Reversible proton co-intercalation boosting zinc-ion adsorption and migration abilities in bismuth selenide nanoplates for advanced aqueous batteries

Abstract

Rechargeable aqueous zinc-ion batteries present low-cost, safe, and environmentally-friendly battery technology but suffer from the limited choice of cathode materials because of the sluggish kinetics of divalent zinc-ion associated with the high adsorption and migration energy barrier. Herein, a reversible zinc/bismuth selenide mild aqueous system was demonstrated for the first time, where bismuth selenide nanoplate cathode delivers a high specific capacity of 263.2 mA h g−1 at 0.1 A g−1 and robust rate capability of 100.6 mA h g−1 even at 10 A g−1 with long-term lifespan (82.3% retention after 1000 cycles).

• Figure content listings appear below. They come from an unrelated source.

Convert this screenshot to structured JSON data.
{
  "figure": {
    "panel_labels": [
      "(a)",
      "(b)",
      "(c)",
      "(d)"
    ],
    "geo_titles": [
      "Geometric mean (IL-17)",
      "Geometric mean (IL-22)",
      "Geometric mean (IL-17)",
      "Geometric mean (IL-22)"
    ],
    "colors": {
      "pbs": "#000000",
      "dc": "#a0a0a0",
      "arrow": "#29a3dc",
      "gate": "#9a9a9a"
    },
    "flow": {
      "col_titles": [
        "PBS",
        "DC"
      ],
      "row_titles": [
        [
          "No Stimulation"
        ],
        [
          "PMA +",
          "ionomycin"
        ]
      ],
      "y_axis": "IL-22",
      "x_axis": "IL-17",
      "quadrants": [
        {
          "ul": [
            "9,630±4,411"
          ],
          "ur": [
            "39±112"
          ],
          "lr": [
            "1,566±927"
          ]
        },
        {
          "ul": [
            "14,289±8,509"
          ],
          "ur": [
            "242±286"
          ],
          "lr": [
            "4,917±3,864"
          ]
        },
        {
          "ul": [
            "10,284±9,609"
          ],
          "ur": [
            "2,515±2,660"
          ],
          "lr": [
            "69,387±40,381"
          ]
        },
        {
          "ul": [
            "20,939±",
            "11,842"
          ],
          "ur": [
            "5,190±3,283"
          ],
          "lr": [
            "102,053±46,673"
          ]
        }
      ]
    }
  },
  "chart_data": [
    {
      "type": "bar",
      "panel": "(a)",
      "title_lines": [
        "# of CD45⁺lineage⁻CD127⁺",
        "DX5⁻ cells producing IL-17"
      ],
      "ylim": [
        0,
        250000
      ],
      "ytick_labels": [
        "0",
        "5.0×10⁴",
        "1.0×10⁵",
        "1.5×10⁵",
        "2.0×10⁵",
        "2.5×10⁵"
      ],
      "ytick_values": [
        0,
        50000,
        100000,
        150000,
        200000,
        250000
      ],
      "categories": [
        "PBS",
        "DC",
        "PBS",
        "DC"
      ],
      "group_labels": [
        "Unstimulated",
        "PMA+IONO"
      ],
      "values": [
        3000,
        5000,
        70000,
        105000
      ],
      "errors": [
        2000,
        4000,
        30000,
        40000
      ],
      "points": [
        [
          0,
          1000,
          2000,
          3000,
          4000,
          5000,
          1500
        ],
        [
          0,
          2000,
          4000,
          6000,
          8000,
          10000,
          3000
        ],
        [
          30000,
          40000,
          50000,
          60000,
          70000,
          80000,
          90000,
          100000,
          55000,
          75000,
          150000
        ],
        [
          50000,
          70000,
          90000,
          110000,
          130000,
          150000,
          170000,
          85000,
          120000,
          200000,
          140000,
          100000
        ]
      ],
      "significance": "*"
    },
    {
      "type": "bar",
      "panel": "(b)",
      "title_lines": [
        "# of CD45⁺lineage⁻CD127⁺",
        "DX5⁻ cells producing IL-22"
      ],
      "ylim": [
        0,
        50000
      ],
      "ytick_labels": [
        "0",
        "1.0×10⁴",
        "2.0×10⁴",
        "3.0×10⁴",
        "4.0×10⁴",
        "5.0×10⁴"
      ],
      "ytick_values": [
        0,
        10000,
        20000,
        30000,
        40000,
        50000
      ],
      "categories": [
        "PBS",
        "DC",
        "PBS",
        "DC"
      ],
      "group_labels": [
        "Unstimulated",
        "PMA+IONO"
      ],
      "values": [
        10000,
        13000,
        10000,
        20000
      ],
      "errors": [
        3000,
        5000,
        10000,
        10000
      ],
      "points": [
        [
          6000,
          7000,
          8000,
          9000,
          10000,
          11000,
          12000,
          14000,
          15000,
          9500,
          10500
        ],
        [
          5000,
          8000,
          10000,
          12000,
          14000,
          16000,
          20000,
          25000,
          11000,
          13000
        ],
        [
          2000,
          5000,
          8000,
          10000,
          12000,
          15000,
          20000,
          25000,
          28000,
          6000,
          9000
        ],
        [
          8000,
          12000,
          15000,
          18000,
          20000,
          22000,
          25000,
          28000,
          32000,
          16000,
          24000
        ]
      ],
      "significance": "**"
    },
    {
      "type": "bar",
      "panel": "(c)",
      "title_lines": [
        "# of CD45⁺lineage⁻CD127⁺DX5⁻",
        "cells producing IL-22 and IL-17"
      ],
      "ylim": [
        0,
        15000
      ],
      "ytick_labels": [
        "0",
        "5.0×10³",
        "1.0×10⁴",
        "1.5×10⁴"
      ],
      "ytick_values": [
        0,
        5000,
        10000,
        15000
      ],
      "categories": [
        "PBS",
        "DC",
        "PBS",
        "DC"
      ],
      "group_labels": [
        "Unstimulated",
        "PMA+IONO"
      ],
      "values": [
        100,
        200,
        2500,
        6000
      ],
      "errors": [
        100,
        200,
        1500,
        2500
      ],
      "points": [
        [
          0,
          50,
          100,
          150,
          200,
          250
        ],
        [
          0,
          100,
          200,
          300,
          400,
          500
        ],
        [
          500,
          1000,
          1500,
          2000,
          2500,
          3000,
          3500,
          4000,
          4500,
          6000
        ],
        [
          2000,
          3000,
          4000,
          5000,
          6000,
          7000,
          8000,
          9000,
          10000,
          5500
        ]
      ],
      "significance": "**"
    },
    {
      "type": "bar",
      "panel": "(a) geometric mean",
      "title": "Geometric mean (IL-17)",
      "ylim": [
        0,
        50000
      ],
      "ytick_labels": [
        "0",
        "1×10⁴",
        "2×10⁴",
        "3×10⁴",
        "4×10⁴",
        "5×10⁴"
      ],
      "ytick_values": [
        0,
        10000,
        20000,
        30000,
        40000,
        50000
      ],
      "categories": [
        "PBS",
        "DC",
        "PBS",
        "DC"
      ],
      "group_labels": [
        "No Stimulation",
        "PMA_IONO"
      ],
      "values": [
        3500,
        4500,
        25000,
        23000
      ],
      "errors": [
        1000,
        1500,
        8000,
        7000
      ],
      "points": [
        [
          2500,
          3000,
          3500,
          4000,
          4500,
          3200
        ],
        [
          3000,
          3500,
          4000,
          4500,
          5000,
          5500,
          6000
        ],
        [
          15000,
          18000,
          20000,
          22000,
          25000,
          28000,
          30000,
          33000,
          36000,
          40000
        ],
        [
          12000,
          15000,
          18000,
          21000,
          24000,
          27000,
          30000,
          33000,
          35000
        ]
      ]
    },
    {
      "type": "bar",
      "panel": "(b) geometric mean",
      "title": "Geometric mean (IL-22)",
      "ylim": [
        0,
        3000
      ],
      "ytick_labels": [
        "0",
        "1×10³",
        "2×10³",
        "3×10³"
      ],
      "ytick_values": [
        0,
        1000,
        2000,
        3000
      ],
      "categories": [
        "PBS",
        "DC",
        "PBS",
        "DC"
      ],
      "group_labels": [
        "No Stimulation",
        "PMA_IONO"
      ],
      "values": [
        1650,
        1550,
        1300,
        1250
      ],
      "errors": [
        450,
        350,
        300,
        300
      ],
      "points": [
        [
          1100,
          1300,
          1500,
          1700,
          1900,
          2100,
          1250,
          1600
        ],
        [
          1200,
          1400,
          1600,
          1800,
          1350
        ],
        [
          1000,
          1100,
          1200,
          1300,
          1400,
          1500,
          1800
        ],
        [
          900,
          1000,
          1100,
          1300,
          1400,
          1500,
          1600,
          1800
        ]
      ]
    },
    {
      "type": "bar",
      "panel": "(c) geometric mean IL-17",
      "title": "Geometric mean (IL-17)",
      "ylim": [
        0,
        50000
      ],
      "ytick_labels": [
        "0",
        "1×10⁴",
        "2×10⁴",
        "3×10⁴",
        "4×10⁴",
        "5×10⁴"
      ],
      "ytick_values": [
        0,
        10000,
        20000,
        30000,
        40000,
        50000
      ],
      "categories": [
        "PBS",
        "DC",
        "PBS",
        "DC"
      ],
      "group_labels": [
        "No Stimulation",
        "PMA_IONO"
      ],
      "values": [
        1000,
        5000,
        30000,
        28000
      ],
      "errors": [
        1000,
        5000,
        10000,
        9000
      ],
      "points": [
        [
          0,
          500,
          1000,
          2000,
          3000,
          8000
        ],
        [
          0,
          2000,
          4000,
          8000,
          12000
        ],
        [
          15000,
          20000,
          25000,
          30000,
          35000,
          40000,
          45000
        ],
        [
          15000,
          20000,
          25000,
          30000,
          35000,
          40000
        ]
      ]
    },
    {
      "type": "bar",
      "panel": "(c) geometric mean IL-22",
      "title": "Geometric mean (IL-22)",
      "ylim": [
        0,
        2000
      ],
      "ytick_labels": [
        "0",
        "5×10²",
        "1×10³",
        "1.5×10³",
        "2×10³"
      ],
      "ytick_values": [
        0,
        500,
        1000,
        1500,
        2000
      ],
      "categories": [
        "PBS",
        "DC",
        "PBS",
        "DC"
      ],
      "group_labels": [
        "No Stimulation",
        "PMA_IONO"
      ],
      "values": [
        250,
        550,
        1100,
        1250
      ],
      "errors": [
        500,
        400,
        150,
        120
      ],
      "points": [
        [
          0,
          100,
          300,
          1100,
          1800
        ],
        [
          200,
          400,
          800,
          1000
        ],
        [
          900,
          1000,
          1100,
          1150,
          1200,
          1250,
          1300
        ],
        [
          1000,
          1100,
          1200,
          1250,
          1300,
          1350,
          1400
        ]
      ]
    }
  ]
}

Benefiting from the layered structure and nanoplate morphology of the bismuth selenide cathode, surface-dominated ion storage is verified by a quantitative kinetics analysis, particularly at high current rates. Notably, unlike conventional batteries with only the reversible intercalation of alkali ions into metal chalcogenides, zinc/bismuth selenide aqueous batteries possess a sequential proton and zinc-ion insertion/extraction process, identified by in situ synchrotron radiation-based X-ray diffraction. Density functional theory analysis approves the low adsorption energy and preferential embedding process of protons, and that can further optimize Zn2+ adsorption and migration abilities in bismuth selenide nanoplate, which is mainly responsible for the excellent performance.